March 19, 2010
'Arcade' traces the life cycle of an idea – from blog to book
By Cynthia Haven
A scholar wants to tease out an idea for a book. He writes a paper. He flies across the state, nation or even world to deliver it for 10 minutes to a roomful of jet-lagged peers. He flies home. Lather. Rinse. Repeat.
But how does this time-honored academic cycle survive in the 21st century, when travel budgets are dwindling?
In the humanities, at least, an alternative is surfacing via the net: Arcade.
Roland Greene, head of Stanford's Division of Literatures, Cultures, and Languages, launched the website in November. Pretty much by word-of-mouth alone, and some nifty technological know-how, it's now attracting more than 5,000 visitors a day.
Arcade provides a venue for scholarly articles, an intellectual network, a public conversation, a digital salon and a sounding board for ideas before they wind up between hard covers. "In my field, it's really a boon," said Greene, professor of English and of comparative literature. "There's nothing like it on the web."
The site hosts two digital-only journals Occasion and Republics of Letters. It includes podcasts and videocasts on "The Arcade Channel" and discusses works in progress on "ArcadeWorks."
"The Art of Translation," in conjunction with San Francisco's Center for the Art of Translation, also nests on the site, along with about 35 bloggers (discussions are pending to add about 20 more).
Arcade describes itself, in a brochure, as "curated but participatory" and "technologically rich in the service of ideas." But at first glance it can be overwhelming in the wealth of information it offers Greene guesses it has "about 10 times more stuff" than, say, The Valve, another site for the academically inclined. He said that he and Zach Chandler, who is the academic technology specialist for Stanford's Division of Literatures, Cultures and Languages, are exploring ways to make the site easier to navigate.
It currently works like this: The left side of the page features bloggers; the right side of the page is structured to feature constantly refreshing scholarly journals, podcasts and multimedia. On a particular day, a post by Christopher Warley of the University of Toronto, musing about the various editions of Shakespeare his students bring to class, might appear on the left side. On the right, in the scholarly reviewed Occasion, John Bender of Stanford gives his take on rational choice in Laclos' Les Liaisons Dangereuses.
"Arcade's links magnify the world for each of us," said Bender, a professor of interdisciplinary studies and former director of the Humanities Center.
For Greene, a scholar of early modern culture (that means 16th and 17th century, not 20th), the transition to online culture wasn't an inevitable one.
But at some point he was overwhelmed by the waste: At Stanford, "We were generating a tremendous amount of high-quality content that was going to a lot of other places." For example, video sessions of visiting scholars that were squirreled away in archives or included on obscure, niche-oriented websites. A lot of content vanished altogether. After workshops or conferences, great discussions petered out and were forgotten.
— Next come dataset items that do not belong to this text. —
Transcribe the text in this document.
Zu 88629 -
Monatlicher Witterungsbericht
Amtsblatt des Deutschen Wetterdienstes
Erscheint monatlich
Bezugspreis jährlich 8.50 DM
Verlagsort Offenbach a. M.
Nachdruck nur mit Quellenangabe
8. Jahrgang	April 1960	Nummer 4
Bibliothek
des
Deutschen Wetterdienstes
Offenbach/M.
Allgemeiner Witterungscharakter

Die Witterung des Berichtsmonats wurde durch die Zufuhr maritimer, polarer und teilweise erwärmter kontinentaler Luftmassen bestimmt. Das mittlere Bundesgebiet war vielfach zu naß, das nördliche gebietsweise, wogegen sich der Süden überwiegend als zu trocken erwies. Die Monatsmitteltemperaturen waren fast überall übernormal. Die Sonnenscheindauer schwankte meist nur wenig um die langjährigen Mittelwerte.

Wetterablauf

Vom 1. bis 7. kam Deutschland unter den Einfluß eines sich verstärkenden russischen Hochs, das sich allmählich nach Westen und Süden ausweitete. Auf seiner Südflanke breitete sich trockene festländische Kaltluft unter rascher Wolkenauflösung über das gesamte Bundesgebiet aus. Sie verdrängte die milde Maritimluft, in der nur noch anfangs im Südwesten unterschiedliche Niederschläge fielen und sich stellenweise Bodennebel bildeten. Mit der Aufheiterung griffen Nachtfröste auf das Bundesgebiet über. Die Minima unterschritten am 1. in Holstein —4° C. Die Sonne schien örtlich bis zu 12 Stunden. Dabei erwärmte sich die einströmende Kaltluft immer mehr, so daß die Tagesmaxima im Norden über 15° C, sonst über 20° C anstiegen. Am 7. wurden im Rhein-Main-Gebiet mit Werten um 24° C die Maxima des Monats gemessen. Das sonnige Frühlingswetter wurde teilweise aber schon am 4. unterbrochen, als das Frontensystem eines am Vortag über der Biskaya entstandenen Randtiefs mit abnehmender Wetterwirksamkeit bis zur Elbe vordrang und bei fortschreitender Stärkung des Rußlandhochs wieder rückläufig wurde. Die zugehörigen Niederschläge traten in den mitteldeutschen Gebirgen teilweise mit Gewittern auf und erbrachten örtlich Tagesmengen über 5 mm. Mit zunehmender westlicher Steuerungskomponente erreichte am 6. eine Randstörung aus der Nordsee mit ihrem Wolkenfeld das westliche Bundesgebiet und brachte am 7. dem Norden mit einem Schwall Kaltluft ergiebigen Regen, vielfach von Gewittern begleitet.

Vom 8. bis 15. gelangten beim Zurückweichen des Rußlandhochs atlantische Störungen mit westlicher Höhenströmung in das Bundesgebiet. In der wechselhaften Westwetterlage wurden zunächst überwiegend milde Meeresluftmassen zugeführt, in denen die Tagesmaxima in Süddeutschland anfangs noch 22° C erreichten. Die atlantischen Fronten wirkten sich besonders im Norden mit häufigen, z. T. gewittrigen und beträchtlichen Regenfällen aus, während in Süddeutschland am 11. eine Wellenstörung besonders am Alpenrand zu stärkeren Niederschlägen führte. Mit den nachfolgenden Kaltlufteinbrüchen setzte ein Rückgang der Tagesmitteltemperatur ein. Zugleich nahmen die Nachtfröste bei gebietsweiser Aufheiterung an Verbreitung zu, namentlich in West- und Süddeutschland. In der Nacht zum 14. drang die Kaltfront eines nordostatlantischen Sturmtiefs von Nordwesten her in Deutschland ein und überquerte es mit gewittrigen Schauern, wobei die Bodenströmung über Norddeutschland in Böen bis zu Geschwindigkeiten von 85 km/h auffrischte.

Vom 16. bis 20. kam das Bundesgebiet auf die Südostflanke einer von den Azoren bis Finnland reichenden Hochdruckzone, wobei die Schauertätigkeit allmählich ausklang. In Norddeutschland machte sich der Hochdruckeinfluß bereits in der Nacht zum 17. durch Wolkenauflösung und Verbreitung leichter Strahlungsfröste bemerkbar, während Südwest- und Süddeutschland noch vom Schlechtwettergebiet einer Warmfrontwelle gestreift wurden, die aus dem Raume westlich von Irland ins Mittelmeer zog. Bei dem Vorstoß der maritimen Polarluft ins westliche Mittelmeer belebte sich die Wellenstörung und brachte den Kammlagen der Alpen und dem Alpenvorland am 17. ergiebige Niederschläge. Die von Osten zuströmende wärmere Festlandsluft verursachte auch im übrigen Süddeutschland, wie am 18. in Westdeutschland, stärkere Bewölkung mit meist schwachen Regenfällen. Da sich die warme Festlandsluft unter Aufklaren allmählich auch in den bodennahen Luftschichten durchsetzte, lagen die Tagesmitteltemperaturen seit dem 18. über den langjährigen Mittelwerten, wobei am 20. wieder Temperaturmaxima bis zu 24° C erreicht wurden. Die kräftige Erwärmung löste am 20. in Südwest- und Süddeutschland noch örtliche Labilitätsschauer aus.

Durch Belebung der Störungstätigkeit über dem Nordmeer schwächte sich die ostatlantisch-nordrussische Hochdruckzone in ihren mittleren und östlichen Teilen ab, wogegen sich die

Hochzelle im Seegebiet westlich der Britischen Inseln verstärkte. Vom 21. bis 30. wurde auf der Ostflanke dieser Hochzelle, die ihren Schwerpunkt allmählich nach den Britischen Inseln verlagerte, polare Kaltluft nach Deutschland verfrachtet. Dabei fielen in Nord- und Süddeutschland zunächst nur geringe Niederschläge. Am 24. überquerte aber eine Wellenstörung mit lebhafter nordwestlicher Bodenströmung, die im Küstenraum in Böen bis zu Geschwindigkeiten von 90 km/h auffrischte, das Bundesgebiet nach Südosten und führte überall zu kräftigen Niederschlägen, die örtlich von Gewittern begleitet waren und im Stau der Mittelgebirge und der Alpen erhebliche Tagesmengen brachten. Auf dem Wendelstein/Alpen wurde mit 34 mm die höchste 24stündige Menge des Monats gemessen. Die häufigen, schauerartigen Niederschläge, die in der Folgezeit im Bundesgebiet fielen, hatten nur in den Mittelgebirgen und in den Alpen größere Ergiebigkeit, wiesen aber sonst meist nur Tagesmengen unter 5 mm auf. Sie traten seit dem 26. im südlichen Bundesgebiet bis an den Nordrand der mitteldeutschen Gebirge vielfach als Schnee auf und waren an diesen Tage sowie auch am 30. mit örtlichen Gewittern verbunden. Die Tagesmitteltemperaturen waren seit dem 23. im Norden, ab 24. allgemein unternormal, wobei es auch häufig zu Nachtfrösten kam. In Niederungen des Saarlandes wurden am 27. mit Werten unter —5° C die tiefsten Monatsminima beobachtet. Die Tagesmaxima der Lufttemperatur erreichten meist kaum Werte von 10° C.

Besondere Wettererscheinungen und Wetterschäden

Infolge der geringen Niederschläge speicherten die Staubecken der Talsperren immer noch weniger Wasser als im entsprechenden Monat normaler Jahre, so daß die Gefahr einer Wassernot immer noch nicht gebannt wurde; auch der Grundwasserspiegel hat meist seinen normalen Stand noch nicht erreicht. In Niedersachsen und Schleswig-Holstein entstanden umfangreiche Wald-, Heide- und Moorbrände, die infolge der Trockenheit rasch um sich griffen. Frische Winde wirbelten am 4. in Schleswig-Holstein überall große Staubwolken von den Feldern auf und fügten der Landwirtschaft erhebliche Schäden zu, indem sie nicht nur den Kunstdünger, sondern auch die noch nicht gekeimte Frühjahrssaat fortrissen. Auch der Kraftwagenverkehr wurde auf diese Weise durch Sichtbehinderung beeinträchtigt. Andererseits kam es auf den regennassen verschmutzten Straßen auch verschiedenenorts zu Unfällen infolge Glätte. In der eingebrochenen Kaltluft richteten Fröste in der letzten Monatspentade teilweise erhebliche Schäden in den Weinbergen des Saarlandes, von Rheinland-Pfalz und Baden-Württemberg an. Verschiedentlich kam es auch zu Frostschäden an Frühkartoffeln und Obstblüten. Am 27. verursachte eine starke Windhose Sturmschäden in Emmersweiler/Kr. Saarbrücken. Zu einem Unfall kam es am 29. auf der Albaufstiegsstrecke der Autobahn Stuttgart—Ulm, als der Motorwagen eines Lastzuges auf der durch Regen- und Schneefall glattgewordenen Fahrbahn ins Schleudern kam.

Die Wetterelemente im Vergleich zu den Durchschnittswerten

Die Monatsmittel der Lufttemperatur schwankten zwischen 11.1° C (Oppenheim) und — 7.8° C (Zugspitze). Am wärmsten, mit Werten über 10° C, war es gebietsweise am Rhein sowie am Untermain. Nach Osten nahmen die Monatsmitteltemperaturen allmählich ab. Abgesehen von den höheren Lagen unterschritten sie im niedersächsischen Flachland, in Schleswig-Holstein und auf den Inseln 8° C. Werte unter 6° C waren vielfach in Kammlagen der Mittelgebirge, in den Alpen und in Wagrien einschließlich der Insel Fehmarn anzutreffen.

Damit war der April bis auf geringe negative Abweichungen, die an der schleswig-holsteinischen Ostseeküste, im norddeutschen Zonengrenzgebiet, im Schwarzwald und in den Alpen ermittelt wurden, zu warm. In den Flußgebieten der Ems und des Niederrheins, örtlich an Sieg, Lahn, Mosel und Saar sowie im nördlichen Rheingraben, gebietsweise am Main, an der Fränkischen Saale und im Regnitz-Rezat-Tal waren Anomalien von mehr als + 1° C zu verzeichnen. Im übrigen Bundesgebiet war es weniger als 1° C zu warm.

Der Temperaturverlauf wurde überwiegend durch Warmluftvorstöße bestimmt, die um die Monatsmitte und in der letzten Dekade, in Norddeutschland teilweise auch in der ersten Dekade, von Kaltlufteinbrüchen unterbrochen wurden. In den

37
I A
Greene longed for "a place where we could capture all this high-quality stuff and package it."
So about two years ago, he and technical editor Chandler tinkered with formats before finding one that worked to provide a place to trace "the whole life cycle of an idea," Greene said. It also provides advantages that no one dreamt of. For example, one blogger, Sianne Ngai of UCLA, has about 350 subscribers to her feed all potential buyers of the book she will be writing on the topic at hand, "without having done any publicity," Greene said.
The possibility of an online salon also breaks down the isolation of scholars. Greene noted that a scholar who left one university for another "fell off the Earth" and would thereafter be seen by erstwhile colleagues once a year at conferences. Now a researcher halfway across the globe is as close as the person down the hall, he said.
It also breaks down the walls of isolation for humanists not affiliated with any university at all, providing a venue for "people in the humanities professionally as well as academically." While Greene estimates that the site draws about 80 percent scholars, it also includes "a poet, an architect, a music manager who manages one of the hottest bands in the country, a museum curator."
While social media forums such as Facebook might feature pages that attract hundreds of participants ("Rethinking World Literature," for example, has 662 members), discussions can be a bit of a ramble, or even a rant. Greene makes it clear that Arcade is not a place to discuss what you had for lunch or where "an absolutely random person can blog what they're wondering about."
But the more salient difference is this: Facebook owns everything you post, he said. On Arcade, ownership stays with the contributors.
Greene said Arcade doesn't take much of his time but further questioning reveals that he is currently spending a couple hours a day maintaining the site. That's not including the labors of Chandler or the three managing editors from Stanford and the University of California-Berkeley, or the editorial board that includes faculty from Stanford, Duke, UC-Berkeley, UC-Santa Cruz and Yale. Clearly, it's labor intensive, but it's also a labor of love.
"It's a good investment of time," said Greene. In an unobtrusive way, "We are positioning Stanford at the center of an intellectual network." He is also providing humanists worldwide with a valuable service. For free.